How long your money will last in retirement essentially depends on three variables:
- how much you start with
- how much and when you draw income down from capital (spending)
- the characteristics of your investments.
When forced into early retirement, people don’t have full control over their starting capital and it’s probably less than they planned. But retirees do have control and agency over the other two variables.
Deferring or reducing expenditure could help sustain the savings pool for longer. This lever is often used by many retirees as they adapt to their lived experience of spending needs and wants, and their experience with investment outcomes. An important element of course is their lived experience of their investment portfolio. Retirees who have a plan in place and an investment framework for dealing with income needs, market volatility and maintaining suitable risk exposures, will likely feel more in control and more resilient to the inevitable gyrations of the investment markets.
Getting help with how to invest
For many people who are not familiar with financial markets, professional advice can be useful. The preferred source of professional advice on retirement, according to the Fidelity survey (New life, Old life – Jan 2023), is a professional financial adviser at 55%, followed by accountants at 23%.

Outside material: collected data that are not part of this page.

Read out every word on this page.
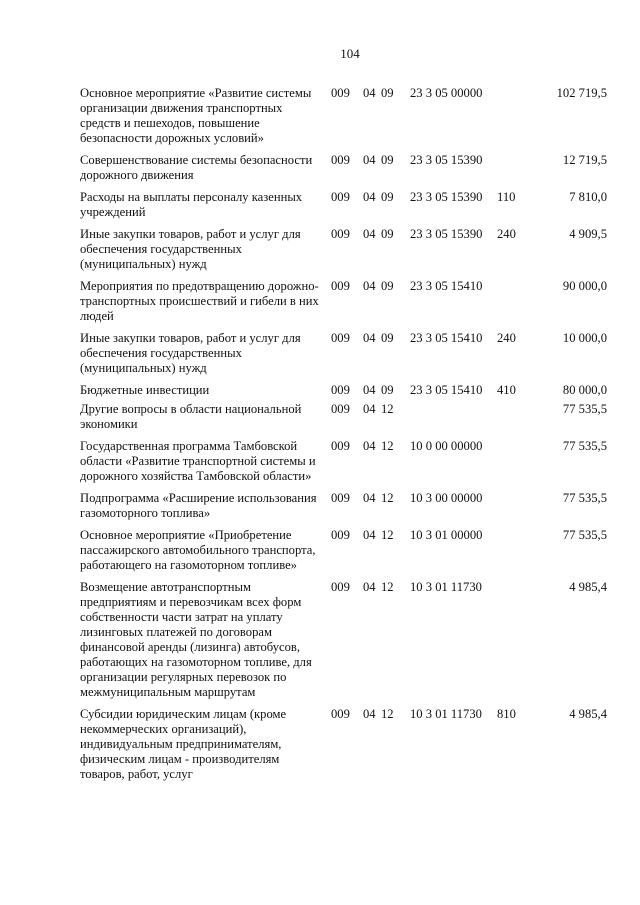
104
Основное мероприятие «Развитие системы организации движения транспортных средств и пешеходов, повышение безопасности дорожных условий»
009 04 09 23 3 05 00000	102 719,5
Совершенствование системы безопасности дорожного движения
009 04 09 23 3 05 15390	12 719,5
Расходы на выплаты персоналу казенных учреждений
009 04 09 23 3 05 15390 110	7 810,0
Иные закупки товаров, работ и услуг для обеспечения государственных (муниципальных) нужд
009 04 09 23 3 05 15390 240	4 909,5
Мероприятия по предотвращению дорожно-транспортных происшествий и гибели в них людей
009 04 09 23 3 05 15410	90 000,0
Иные закупки товаров, работ и услуг для обеспечения государственных (муниципальных) нужд
009 04 09 23 3 05 15410 240	10 000,0
Бюджетные инвестиции	009 04 09 23 3 05 15410 410	80 000,0
Другие вопросы в области национальной экономики
009 04 12	77 535,5
Государственная программа Тамбовской области «Развитие транспортной системы и дорожного хозяйства Тамбовской области»
009 04 12 10 0 00 00000	77 535,5
Подпрограмма «Расширение использования газомоторного топлива»
009 04 12 10 3 00 00000	77 535,5
Основное мероприятие «Приобретение пассажирского автомобильного транспорта, работающего на газомоторном топливе»
009 04 12 10 3 01 00000	77 535,5
Возмещение автотранспортным предприятиям и перевозчикам всех форм собственности части затрат на уплату лизинговых платежей по договорам финансовой аренды (лизинга) автобусов, работающих на газомоторном топливе, для организации регулярных перевозок по межмуниципальным маршрутам
009 04 12 10 3 01 11730	4 985,4
Субсидии юридическим лицам (кроме некоммерческих организаций), индивидуальным предпринимателям, физическим лицам - производителям товаров, работ, услуг
009 04 12 10 3 01 11730 810	4 985,4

According to research, the five most common questions pre-retirees have about retirement are:
- How much do I really need?
- Am I on track?
- What are my options?
- How much should I be saving today?
- What can I afford to spend in retirement?
Sitting down with an adviser and asking these questions could be beneficial to the client in demonstrating the value of professional financial advice.
*Richard Dinham is Head of Client Solutions and Retirement at Fidelity International.